The COST Board of Directors met during February 2016 to discuss COST’s 2016 legislative priorities based on an extraordinary response by members to COST’s online legislative priorities survey. Fundamental to its legislative action strategy for the 2016 session is the assumption that COST will have an informed and action-oriented grassroots membership of municipal leaders who will lobby their legislators and testify on these important municipal issues. Below is the legislative platform discussed and adopted unanimously by the membership during its annual meeting on February 16, 2016.
COST 2016 LEGISLATIVE PRIORITIES
The state’s fiscal deficit is projected to exceed $1 billion this year, forcing the governor and lawmakers to make difficult decisions about the state budget. At the same time, town budgets are already strained from continued increases in the cost of providing education, public safety and other critical services.

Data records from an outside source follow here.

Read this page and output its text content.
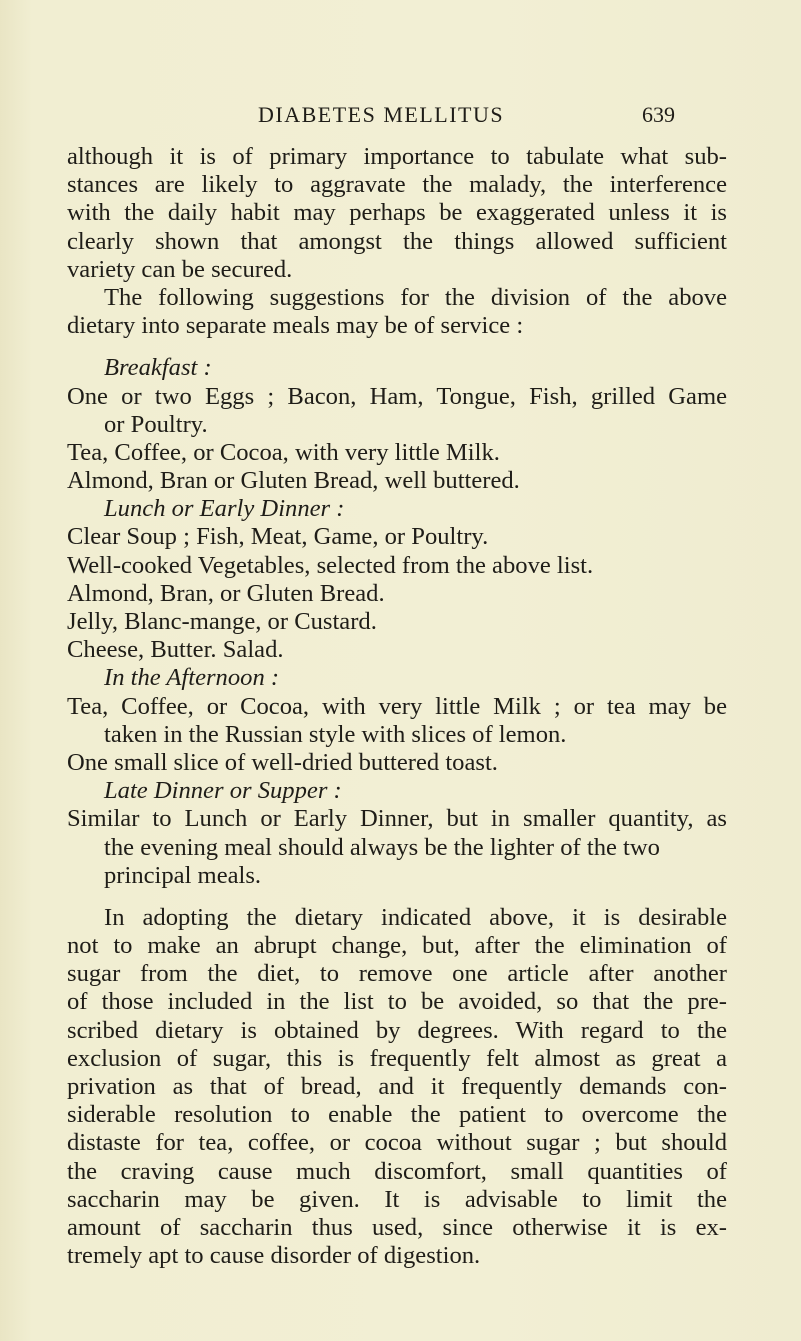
DIABETES MELLITUS	639
although it is of primary importance to tabulate what sub-
stances are likely to aggravate the malady, the interference
with the daily habit may perhaps be exaggerated unless it is
clearly shown that amongst the things allowed sufficient
variety can be secured.
The following suggestions for the division of the above
dietary into separate meals may be of service :
Breakfast :
One or two Eggs ; Bacon, Ham, Tongue, Fish, grilled Game
or Poultry.
Tea, Coffee, or Cocoa, with very little Milk.
Almond, Bran or Gluten Bread, well buttered.
Lunch or Early Dinner :
Clear Soup ; Fish, Meat, Game, or Poultry.
Well-cooked Vegetables, selected from the above list.
Almond, Bran, or Gluten Bread.
Jelly, Blanc-mange, or Custard.
Cheese, Butter. Salad.
In the Afternoon :
Tea, Coffee, or Cocoa, with very little Milk ; or tea may be
taken in the Russian style with slices of lemon.
One small slice of well-dried buttered toast.
Late Dinner or Supper :
Similar to Lunch or Early Dinner, but in smaller quantity, as
the evening meal should always be the lighter of the two
principal meals.
In adopting the dietary indicated above, it is desirable
not to make an abrupt change, but, after the elimination of
sugar from the diet, to remove one article after another
of those included in the list to be avoided, so that the pre-
scribed dietary is obtained by degrees. With regard to the
exclusion of sugar, this is frequently felt almost as great a
privation as that of bread, and it frequently demands con-
siderable resolution to enable the patient to overcome the
distaste for tea, coffee, or cocoa without sugar ; but should
the craving cause much discomfort, small quantities of
saccharin may be given. It is advisable to limit the
amount of saccharin thus used, since otherwise it is ex-
tremely apt to cause disorder of digestion.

In addition, state aid to municipalities has been flat funded for more than a decade, requiring towns to fund a larger portion of education and other programs from property tax revenues. While we recognize that the state is facing ongoing budget challenges, cutting municipal aid is not the answer. Cuts in municipal aid will simply force increases in property taxes and compromise the ability of towns to deliver critical services.
Given the ongoing budgetary pressures on the state and municipalities, Connecticut must act now to relieve some of the burden on our small towns and cities. Unfortunately, efforts to control municipal costs are often frustrated by state mandates that make it almost impossible to reduce budgets or negotiate savings in health care, pension and wage costs. To help our cities and towns meet the difficult challenges of today’s economy, meaningful mandate relief must be on the table.
Recognizing the daunting fiscal challenges facing the state, COST is committed to working with Governor Dannel P. Malloy and state lawmakers to focus on finding balanced solutions that will preserve the ability of towns to provide critical services without forcing property tax increases.